Fenton Communications is proud to be one of a group of communication agencies behind the campaign, which has reached over 32 million views of its TVC and has acheived over 10,000 downloads of online resources from

As this campaign appeals to every adult to play a part and positively influence young people, I asked three of our team who worked on the campaign if it had changed their ideas about respect between boys and girls.

Melanie Wilkinson, Fenton CEO

I encourage everyone to read the formative research for this campaign. It is very confronting because it shows just how entrenched gender stereotypes are in our community.

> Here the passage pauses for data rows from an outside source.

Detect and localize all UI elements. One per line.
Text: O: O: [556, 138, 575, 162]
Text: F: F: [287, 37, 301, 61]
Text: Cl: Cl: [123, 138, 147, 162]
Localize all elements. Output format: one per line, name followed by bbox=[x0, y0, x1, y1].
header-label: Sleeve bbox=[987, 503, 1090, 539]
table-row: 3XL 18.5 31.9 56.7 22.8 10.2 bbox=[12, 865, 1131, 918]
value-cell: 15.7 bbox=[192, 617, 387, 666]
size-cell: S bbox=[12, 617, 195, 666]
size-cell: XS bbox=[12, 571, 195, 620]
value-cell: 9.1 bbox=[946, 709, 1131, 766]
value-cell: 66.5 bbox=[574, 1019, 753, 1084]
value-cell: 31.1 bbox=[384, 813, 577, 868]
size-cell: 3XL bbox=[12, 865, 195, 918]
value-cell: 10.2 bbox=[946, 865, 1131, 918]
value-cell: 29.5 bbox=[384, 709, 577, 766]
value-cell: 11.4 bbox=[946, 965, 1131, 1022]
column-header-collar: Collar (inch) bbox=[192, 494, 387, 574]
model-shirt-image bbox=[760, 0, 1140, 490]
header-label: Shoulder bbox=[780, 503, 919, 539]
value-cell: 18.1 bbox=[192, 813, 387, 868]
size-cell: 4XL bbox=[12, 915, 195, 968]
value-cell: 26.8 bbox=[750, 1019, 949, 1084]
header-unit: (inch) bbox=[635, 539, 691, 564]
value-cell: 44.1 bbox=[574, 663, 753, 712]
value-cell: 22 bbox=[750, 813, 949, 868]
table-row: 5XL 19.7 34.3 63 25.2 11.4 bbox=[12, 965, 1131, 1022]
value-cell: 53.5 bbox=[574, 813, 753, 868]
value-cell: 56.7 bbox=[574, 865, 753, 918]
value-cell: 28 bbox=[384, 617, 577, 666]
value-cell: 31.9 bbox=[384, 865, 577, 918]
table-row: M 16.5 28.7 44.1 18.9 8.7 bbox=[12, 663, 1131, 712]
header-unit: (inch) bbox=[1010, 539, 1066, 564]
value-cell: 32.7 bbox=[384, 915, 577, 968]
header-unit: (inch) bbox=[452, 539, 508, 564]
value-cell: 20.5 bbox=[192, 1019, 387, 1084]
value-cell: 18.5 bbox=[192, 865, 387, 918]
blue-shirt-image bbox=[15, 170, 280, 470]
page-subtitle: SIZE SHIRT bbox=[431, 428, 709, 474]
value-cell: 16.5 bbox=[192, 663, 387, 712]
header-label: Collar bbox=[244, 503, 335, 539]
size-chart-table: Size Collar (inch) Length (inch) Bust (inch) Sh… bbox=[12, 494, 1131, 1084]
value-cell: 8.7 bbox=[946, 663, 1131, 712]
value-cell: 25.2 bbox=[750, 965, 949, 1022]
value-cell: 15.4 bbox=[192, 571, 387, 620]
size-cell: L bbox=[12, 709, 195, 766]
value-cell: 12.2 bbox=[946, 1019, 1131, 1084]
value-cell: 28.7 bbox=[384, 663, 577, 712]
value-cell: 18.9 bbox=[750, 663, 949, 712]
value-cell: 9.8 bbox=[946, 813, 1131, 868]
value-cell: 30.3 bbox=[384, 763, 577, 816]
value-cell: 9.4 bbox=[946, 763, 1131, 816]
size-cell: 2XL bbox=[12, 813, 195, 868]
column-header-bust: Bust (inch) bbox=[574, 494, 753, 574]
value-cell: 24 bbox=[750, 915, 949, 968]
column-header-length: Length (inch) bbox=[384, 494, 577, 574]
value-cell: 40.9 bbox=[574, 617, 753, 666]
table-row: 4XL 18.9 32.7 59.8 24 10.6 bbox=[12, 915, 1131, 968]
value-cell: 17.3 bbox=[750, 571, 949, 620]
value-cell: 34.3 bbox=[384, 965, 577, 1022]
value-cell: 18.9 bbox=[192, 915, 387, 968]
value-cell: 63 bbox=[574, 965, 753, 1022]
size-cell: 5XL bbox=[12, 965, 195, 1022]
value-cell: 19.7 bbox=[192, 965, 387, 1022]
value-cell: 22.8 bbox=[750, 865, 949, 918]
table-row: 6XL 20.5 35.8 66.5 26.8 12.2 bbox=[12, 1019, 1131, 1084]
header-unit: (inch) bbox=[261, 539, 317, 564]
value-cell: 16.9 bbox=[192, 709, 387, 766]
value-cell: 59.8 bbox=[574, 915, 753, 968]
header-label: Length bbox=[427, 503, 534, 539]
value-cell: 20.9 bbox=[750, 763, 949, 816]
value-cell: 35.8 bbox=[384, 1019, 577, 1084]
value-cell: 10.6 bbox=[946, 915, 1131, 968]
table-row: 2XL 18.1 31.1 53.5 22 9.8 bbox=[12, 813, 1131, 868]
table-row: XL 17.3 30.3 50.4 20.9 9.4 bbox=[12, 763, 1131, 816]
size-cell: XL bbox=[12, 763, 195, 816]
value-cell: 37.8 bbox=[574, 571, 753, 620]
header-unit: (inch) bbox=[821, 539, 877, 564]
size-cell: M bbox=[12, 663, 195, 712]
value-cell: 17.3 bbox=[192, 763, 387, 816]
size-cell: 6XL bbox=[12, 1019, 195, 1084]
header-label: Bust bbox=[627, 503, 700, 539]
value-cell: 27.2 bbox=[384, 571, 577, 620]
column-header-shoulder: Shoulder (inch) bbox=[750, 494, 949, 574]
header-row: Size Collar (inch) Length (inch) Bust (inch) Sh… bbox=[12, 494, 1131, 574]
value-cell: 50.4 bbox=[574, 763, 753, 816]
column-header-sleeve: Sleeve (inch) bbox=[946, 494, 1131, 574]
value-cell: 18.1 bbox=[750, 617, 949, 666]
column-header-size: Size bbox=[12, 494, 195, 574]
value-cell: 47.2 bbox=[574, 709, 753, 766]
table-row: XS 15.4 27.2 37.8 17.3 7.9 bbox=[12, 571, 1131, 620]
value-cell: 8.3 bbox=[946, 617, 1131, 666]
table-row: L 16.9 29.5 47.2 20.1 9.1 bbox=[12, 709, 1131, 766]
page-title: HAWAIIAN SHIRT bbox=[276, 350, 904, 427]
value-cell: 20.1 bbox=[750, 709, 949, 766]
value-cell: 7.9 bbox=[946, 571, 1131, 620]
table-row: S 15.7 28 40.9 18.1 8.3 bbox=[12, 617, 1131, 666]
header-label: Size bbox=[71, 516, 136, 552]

I have always believed that I would never perpetuate gender stereotypes, but I found by reading the research I have done just that.

And as a mother of two teenage girls I feel the value and importance of making sure we change the way we speak to young people and that we stop accepting disrespectful behaviour.

Alan Fitzpatrick, Content Director

The research behind Stop it at the Start shows that young people’s views on male violence against women are formed from an early age in the home.

The campaign immediately challenged me, as a man and dad to a young boy. I want to see my son grow up treating others with respect, but I hadn’t realised how much my partner and I can influence his attitudes about the role of men and women through our words and actions.

Outside the home young people are influenced by what they see, hear and experience, and this is often beyond parents’ control. It’s encouraging to think that by consistently setting a good example at home we can provide a counterpoint to the many mixed messages about violence against women.

Aaron Williams, Design Director

My son is approaching 10 years old and I believe he, my wife and I are empathetic towards others. When it comes to being a dad, I’d never questioned my actions or words and always thought I was doing a pretty good job.

Last year my daughter arrived on the scene, which has made working on this project even more relevant to me. The campaign has made me think about some of the smaller throwaway comments we make in the family, most that I deemed harmless, but are engrained from the comments I heard my parents make during my childhood.

I’ve become much more aware of how my son picks up comments and actions we make, and how he says a lot of things without understanding their meaning. I am also in tune with my words and actions around my daughter as she is like a sponge, soaking up and mimicking everything. It’s fantastic seeing them both grow and important to me that they get the best start in life.

By Sorayia Noorani

[1] Australian Bureau of Statistics, (2012). Personal Safety Survey

[2] Australian Bureau of Statistics, (2012). Personal Safety Survey

[3] Australian Bureau of Statistics, (2012). Personal Safety Survey

[4] Our Watch, The Line campaign research, 2015

[5] Our Watch, The Line campaign research, 2015

[6] Our Watch, The Line campaign research, 2015

[7] VicHealth, (2013). Young Australian’s Attitudes towards Violence Against Women report (the summary Youth Report).